Insultata, derisa, ad appena 12 anni, solo e soltanto per aver fatto coming out. È Gianluca Nicoletti di LaStampa a raccontare l’ultimo episodio di omofobia all’italiana, in arrivo da quei banchi di scuola dove la destra italica non vorrebbe che venisse celebrata la Giornata Internazionale contro l’Omotransfobia.
Giorgia, nome di fantasia, vive in Lombardia. In prima media manda un messaggino Whatsapp ad un’amica, con scritto “tu mi piaci“. Bloccato il profilo, presumibilmente dalla mamma dell’amichetta, una volta tornata in classe assiste ad un cambio di rotta radicale da parte dei compagni classe. E iniziano gli abusi. Prima scrivono “lesbica di mer*a” su un biglietto del parchimetro e glielo consegnano, poi marchiano il suo zaino con la scritta “fr*cia”, accompagnando il tutto con il disegno di una croce. All’ingresso a scuola le chiedono “perché non ti impicchi?“. In palestra le urlano “zitta, fr*cia di mer*a“. Giorgia suona il sax, la chitarra e l’ukulele, nel tempo libero si dedica al teatro.
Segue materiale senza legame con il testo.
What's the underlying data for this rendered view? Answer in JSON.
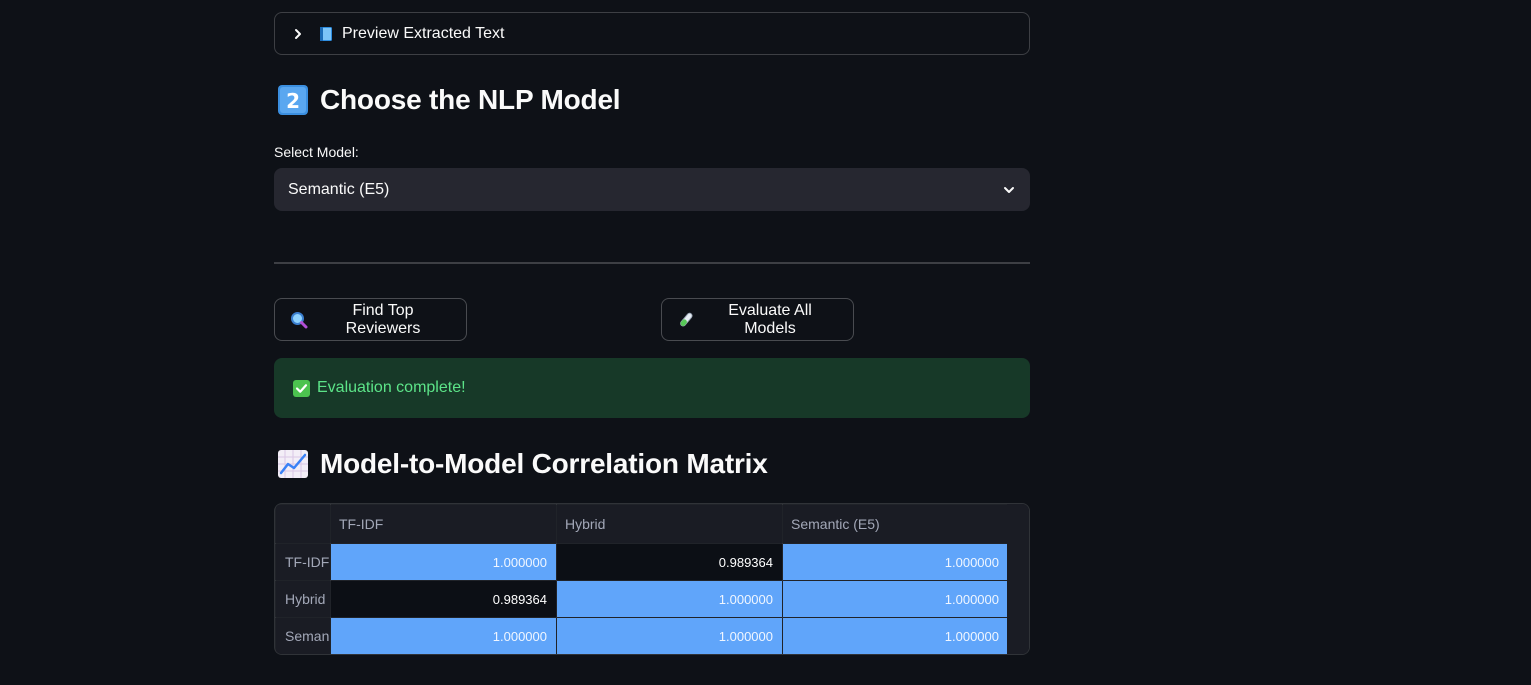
{
  "expander": {
    "label": "Preview Extracted Text",
    "icon": "book-icon"
  },
  "section_model": {
    "title": "Choose the NLP Model",
    "number_emoji": "2"
  },
  "model_select": {
    "label": "Select Model:",
    "value": "Semantic (E5)"
  },
  "buttons": {
    "find": {
      "label": "Find Top Reviewers",
      "icon": "magnifier-icon"
    },
    "evaluate": {
      "label": "Evaluate All Models",
      "icon": "test-tube-icon"
    }
  },
  "alert": {
    "message": "Evaluation complete!",
    "color": "#5ce488",
    "background": "#173928"
  },
  "section_matrix": {
    "title": "Model-to-Model Correlation Matrix",
    "icon": "chart-increasing-icon"
  },
  "matrix": {
    "columns": [
      "TF-IDF",
      "Hybrid",
      "Semantic (E5)"
    ],
    "rows": [
      {
        "label": "TF-IDF",
        "values": [
          "1.000000",
          "0.989364",
          "1.000000"
        ]
      },
      {
        "label": "Hybrid",
        "values": [
          "0.989364",
          "1.000000",
          "1.000000"
        ]
      },
      {
        "label": "Seman",
        "values": [
          "1.000000",
          "1.000000",
          "1.000000"
        ]
      }
    ],
    "highlight_color": "#60a5fa"
  }
}
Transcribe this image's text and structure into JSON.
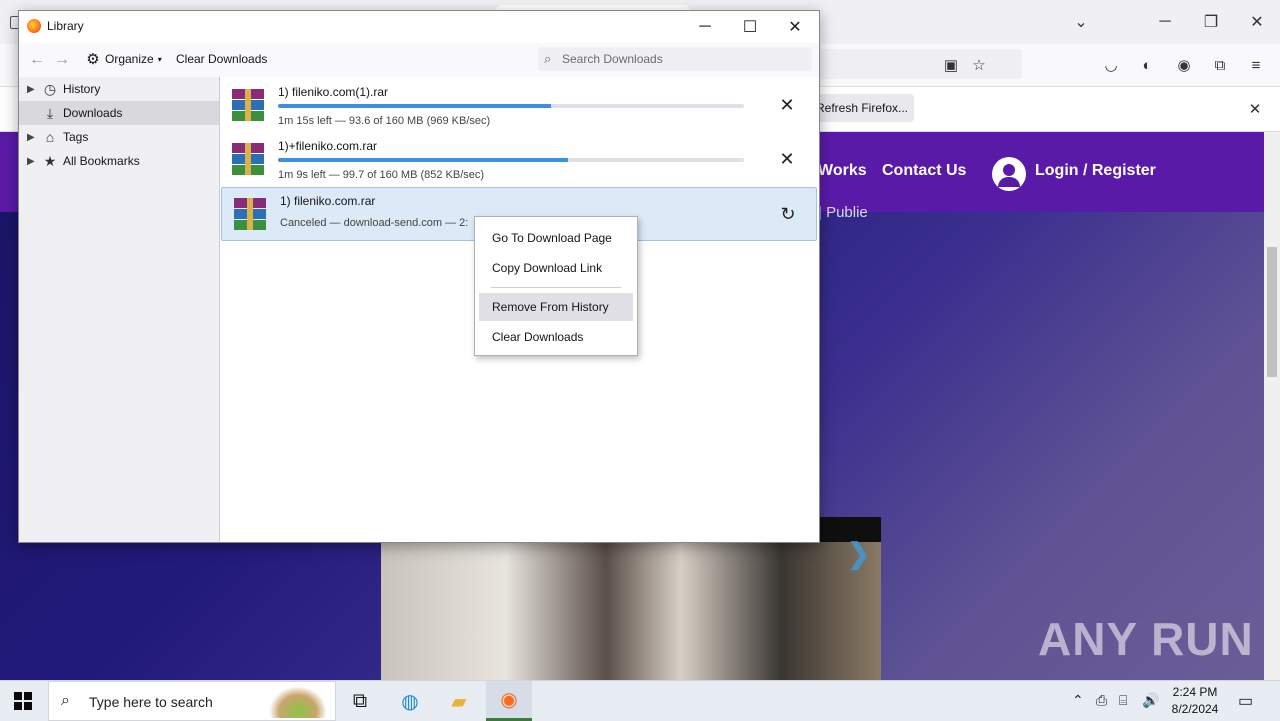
{
  "browser": {
    "refresh_label": "Refresh Firefox...",
    "nav_links": [
      "Works",
      "Contact Us"
    ],
    "login_label": "Login / Register",
    "fragment_text": "| Publie",
    "watermark": "ANY RUN"
  },
  "library": {
    "title": "Library",
    "toolbar": {
      "organize_label": "Organize",
      "clear_label": "Clear Downloads",
      "search_placeholder": "Search Downloads"
    },
    "sidebar": {
      "items": [
        {
          "label": "History",
          "icon": "clock-icon"
        },
        {
          "label": "Downloads",
          "icon": "download-icon"
        },
        {
          "label": "Tags",
          "icon": "tag-icon"
        },
        {
          "label": "All Bookmarks",
          "icon": "star-icon"
        }
      ]
    },
    "downloads": [
      {
        "name": "1) fileniko.com(1).rar",
        "status": "1m 15s left — 93.6 of 160 MB (969 KB/sec)",
        "progress": 0.585,
        "action": "cancel"
      },
      {
        "name": "1)+fileniko.com.rar",
        "status": "1m 9s left — 99.7 of 160 MB (852 KB/sec)",
        "progress": 0.623,
        "action": "cancel"
      },
      {
        "name": "1) fileniko.com.rar",
        "status": "Canceled — download-send.com — 2:",
        "progress": null,
        "action": "retry"
      }
    ],
    "context_menu": {
      "items": [
        "Go To Download Page",
        "Copy Download Link",
        "Remove From History",
        "Clear Downloads"
      ],
      "highlighted": "Remove From History"
    }
  },
  "taskbar": {
    "search_placeholder": "Type here to search",
    "time": "2:24 PM",
    "date": "8/2/2024"
  },
  "colors": {
    "page_nav": "#5a1aa8",
    "progress": "#3d8fe0",
    "selection": "#dce9f7"
  }
}
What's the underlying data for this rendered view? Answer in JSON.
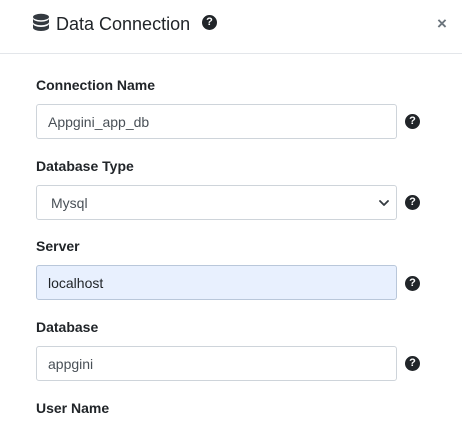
{
  "dialog": {
    "title": "Data Connection",
    "close_glyph": "×",
    "help_glyph": "?",
    "icons": {
      "title": "database-icon",
      "help": "question-circle-icon",
      "close": "close-icon",
      "dropdown": "chevron-down-icon"
    }
  },
  "form": {
    "connection_name": {
      "label": "Connection Name",
      "value": "Appgini_app_db"
    },
    "database_type": {
      "label": "Database Type",
      "value": "Mysql"
    },
    "server": {
      "label": "Server",
      "value": "localhost"
    },
    "database": {
      "label": "Database",
      "value": "appgini"
    },
    "user_name": {
      "label": "User Name"
    }
  }
}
Ma quella folle violenza verbale, quotidiana, la porta alle conseguenze più estreme. L’autolesionismo. La 12enne inizia a tagliarsi gli avambracci con la lametta del temperino, coprendoli con il maglione. Si sbuccia volutamente le ginocchia sulle pareti. A scuola qualcuno si rende finalmente conto dell’insostenibile situazione, delle gravissime conseguenze figlie dell’omofobia, e le chiede scusa.
12 anni appena, Giorgia è stata costretta a vivere l’inferno solo e soltanto per aver avuto il coraggio di esprimere i propri sentimenti nei confronti di una coetanea. Un incubo scolastico laddove qualcuno vorrebbe cancellare qualsivoglia forma di educazione al rispetto, millantando ‘mostri gender’ che nessuno sa cosa realmente siano. A differenza di quel mostro chiamato ‘omotransfobia’ che ogni santissimo giorno colpisce centinaia di ragazzi e ragazze, da nord a sud isole comprese, con l’insopportabile e indifendibile avallo di una parte politica nazionale.